This discussion differs from the kind of deliberation associated with ethical decision-making about treatment because it occurs at a level that is usually well “beneath the radar” in professional environments. In some respects, it may even be preliminary to metaethics (Beauchamp and Childress 2013).
The key point is that bioethical discourse about freedom of conscience in health care is controlled by foundational premises, assumptions, and blind spots, so that what is proposed here first intersects with practice at the level of education, policy-making, regulation, and law. Hence, the examples offered to illustrate the implications of what we propose are not ethical controversies at the bedside but at the regulatory level.
Example 1: Tasmania: Access to Terminations Bill 2013
A draft bill in the State of Tasmania requires that a medical practitioner who objects to abortion for reasons of conscience must refer a woman seeking an abortion to a colleague willing to provide the procedure (Tasmania Department of Health and Human Services 2013). Those who fail or refuse to do so will be subject to a fine of up to AU$65,000 (Gora 2013).

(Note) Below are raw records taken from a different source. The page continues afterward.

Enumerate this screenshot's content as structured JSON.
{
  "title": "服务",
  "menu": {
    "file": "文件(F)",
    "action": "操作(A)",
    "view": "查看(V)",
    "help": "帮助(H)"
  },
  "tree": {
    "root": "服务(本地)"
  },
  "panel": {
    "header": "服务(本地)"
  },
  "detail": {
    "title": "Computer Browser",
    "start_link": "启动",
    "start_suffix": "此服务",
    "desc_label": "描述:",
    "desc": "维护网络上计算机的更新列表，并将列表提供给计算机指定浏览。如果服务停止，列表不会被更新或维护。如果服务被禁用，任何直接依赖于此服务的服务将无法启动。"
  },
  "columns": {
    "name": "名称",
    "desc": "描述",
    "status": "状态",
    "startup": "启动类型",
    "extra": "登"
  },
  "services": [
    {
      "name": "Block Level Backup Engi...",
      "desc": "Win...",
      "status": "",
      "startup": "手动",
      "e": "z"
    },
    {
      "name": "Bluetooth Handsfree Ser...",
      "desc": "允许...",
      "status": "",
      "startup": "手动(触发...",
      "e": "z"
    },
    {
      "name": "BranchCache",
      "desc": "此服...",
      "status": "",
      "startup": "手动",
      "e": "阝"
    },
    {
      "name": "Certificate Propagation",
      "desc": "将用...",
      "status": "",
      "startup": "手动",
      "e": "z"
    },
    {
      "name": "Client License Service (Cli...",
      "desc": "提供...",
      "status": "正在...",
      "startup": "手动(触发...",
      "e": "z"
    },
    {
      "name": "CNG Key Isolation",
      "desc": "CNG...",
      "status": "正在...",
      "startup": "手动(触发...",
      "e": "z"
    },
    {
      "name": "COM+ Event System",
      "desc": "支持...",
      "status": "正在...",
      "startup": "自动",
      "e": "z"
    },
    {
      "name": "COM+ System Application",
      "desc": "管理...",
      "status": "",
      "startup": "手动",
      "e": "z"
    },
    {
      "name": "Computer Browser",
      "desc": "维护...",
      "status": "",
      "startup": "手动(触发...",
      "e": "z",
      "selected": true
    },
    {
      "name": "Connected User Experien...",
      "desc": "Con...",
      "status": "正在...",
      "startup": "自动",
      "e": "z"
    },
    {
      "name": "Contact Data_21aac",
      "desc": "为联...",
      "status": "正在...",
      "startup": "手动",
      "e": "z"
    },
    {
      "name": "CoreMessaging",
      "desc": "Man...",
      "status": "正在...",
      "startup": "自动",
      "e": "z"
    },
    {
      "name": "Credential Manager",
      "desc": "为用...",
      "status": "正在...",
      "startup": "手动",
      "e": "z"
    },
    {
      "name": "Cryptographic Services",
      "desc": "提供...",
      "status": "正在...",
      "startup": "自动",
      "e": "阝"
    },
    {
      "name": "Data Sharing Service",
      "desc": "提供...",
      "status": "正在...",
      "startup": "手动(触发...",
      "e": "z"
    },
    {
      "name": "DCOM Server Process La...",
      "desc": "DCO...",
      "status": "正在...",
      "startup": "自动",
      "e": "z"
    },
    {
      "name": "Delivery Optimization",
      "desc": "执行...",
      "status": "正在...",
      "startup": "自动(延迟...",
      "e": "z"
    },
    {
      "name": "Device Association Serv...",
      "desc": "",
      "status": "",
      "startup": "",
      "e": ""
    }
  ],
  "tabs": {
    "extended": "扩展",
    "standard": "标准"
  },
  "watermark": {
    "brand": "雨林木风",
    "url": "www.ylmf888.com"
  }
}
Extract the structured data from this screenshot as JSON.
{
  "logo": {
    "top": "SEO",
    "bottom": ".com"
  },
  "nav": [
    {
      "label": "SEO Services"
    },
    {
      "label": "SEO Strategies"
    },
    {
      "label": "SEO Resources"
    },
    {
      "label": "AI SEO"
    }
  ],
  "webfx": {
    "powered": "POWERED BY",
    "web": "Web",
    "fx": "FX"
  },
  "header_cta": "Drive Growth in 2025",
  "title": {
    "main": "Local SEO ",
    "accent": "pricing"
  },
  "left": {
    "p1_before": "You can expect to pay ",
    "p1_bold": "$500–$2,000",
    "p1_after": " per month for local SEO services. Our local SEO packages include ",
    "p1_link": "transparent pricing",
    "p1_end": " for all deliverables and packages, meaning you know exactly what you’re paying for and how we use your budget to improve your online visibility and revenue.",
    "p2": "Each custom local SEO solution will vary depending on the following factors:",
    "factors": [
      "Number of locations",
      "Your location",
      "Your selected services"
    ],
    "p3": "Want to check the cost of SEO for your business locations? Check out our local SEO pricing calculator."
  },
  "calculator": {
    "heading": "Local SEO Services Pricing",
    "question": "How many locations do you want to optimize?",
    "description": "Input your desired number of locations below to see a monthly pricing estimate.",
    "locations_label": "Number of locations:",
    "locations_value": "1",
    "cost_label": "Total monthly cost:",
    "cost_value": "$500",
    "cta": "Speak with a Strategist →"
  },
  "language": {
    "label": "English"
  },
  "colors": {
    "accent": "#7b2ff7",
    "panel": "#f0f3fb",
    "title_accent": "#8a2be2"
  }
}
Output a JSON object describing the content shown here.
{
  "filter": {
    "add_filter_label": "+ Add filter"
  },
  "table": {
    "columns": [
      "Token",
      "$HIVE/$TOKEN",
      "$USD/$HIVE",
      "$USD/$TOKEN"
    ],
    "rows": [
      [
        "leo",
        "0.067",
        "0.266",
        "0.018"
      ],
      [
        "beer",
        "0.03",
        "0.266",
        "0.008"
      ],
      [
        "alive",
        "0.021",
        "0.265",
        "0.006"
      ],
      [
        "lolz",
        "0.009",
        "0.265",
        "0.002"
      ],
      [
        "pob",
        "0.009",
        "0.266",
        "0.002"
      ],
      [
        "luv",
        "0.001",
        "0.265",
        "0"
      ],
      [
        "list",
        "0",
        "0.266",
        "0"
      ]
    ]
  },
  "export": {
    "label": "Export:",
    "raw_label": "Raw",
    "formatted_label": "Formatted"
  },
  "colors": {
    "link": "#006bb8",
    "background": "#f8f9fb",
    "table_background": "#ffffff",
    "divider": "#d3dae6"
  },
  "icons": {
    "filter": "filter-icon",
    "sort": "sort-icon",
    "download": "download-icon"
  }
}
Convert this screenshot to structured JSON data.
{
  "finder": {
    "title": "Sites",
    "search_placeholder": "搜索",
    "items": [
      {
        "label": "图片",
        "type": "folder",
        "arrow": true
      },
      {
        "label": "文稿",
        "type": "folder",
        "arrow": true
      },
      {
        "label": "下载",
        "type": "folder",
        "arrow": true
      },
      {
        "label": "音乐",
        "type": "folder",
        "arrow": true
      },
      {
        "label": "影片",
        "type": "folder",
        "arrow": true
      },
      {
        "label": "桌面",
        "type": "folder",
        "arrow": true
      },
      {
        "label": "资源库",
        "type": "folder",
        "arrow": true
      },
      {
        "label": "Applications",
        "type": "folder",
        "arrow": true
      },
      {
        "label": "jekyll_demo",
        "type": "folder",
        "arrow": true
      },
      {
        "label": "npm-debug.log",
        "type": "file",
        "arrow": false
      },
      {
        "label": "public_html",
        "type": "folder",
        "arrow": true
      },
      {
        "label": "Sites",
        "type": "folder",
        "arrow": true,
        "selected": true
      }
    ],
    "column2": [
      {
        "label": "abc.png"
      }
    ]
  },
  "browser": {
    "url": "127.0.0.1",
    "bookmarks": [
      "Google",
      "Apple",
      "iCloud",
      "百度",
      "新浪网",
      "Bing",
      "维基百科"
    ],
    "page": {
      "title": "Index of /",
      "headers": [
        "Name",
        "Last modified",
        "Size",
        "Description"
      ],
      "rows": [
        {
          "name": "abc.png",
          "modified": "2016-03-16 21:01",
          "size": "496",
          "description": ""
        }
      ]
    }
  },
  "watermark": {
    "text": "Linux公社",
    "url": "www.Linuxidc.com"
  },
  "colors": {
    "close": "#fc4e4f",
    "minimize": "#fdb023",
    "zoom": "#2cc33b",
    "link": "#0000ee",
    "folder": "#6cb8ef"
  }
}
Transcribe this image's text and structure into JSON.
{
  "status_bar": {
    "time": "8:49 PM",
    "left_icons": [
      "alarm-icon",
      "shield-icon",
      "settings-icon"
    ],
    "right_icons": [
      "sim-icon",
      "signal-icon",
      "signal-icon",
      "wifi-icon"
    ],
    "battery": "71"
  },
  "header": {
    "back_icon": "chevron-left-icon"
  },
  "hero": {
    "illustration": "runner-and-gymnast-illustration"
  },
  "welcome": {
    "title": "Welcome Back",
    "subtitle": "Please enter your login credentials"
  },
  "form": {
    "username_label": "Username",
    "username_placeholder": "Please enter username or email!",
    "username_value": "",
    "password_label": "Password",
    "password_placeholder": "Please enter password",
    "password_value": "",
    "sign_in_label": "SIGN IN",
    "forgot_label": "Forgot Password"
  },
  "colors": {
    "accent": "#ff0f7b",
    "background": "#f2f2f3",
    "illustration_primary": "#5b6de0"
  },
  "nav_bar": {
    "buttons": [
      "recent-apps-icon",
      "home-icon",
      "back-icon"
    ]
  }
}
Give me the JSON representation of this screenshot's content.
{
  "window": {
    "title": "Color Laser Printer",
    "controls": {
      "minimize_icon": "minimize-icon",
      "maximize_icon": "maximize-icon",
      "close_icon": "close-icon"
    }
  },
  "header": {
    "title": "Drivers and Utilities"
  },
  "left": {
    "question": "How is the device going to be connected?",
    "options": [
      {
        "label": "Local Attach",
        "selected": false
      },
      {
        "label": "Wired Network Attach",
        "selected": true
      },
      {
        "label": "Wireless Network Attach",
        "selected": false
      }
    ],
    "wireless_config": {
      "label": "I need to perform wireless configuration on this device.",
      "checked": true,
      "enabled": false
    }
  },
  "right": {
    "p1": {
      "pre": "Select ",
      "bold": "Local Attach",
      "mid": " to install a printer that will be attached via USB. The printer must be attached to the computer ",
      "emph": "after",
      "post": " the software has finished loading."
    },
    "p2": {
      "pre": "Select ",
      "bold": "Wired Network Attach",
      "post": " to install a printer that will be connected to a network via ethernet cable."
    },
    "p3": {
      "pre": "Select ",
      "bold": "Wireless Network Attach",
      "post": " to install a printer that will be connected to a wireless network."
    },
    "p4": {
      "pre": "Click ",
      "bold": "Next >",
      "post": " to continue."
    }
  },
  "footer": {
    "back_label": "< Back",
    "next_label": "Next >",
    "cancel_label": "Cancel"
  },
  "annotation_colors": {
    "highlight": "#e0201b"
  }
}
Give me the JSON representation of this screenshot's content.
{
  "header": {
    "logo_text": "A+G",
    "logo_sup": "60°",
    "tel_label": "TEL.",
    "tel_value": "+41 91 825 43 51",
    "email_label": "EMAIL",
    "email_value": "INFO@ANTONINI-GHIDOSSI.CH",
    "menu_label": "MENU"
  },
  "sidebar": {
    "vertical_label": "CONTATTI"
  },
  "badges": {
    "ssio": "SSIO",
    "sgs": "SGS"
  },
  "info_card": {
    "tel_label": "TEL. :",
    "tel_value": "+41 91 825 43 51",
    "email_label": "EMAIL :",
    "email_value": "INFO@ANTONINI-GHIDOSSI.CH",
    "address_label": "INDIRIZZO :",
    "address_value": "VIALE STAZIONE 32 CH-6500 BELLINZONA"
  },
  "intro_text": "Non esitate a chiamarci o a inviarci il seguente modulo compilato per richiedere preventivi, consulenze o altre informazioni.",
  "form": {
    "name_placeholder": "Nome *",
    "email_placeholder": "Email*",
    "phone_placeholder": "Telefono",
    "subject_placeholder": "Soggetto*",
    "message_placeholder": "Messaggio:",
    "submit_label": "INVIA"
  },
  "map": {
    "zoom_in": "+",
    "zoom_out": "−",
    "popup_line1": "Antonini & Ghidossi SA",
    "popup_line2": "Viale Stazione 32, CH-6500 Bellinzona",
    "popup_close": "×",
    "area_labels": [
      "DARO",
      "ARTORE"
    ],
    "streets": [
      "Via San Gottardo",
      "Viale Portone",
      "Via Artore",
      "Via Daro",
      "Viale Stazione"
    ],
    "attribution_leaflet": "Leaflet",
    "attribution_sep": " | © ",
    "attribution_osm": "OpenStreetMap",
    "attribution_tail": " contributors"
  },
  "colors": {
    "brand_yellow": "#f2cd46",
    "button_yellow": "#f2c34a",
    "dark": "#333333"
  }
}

The conflict: Some physicians who object to abortion are also unwilling to refer for the procedure on the grounds that referral constitutes morally illicit participation in the act. However, those supporting the mandatory referral requirement deny that referral involves moral complicity and/or claim that medical practitioners are ethically obliged to facilitate access to all legal procedures that are not medically contraindicated.
Example 2: British Columbia: Access to Drugs
A pharmacy regulatory authority issues a directive that pharmacists who have moral objections to dispensing drugs must promptly direct clients to a colleague willing to do so and, in the absence of a willing colleague, dispense the drugs themselves. The regulator’s ethics committee suggests that this expectation would hold even in the case of drugs used for “voluntary or involuntary suicide” and executions by lethal injection (College of Pharmacists of British Columbia 2000).
The conflict: For reasons of conscience, some pharmacists are unwilling to dispense some drugs that are to be used for what they consider to be immoral purposes, even if no willing pharmacists are available to do so. For the same reasons, others are unwilling even to refer patients, since they believe that this makes them morally complicit in a wrongful act. On the other hand, the ethics committee maintains that pharmacists must “respect patient autonomy” by dispensing the drugs or by referral and that this is required by “the ethics of the profession.”
Example 3: Texas: Provision or Withdrawal of Life-Supporting Interventions
The provision or withdrawal of life-supporting interventions, especially near the end of life, can be a contentious issue. In some cases, patients and families wish interventions to continue, while physicians believe they should be withdrawn. In others, patients and families seek withdrawal of life-supporting interventions, while physicians believe they should continue.
The conflict: Some physicians want to ensure that they are not compelled to provide or continue interventions they believe are wrongful; others want to ensure that they are not forced to wrongfully withdraw interventions. Both groups insist that they should not be compelled to act against their conscientious convictions, either by providing interventions or by withholding/withdrawing. On the other hand, some patient and family advocates demand that physicians should be required to comply with their wishes and should not “impose their morality” by refusing to do so.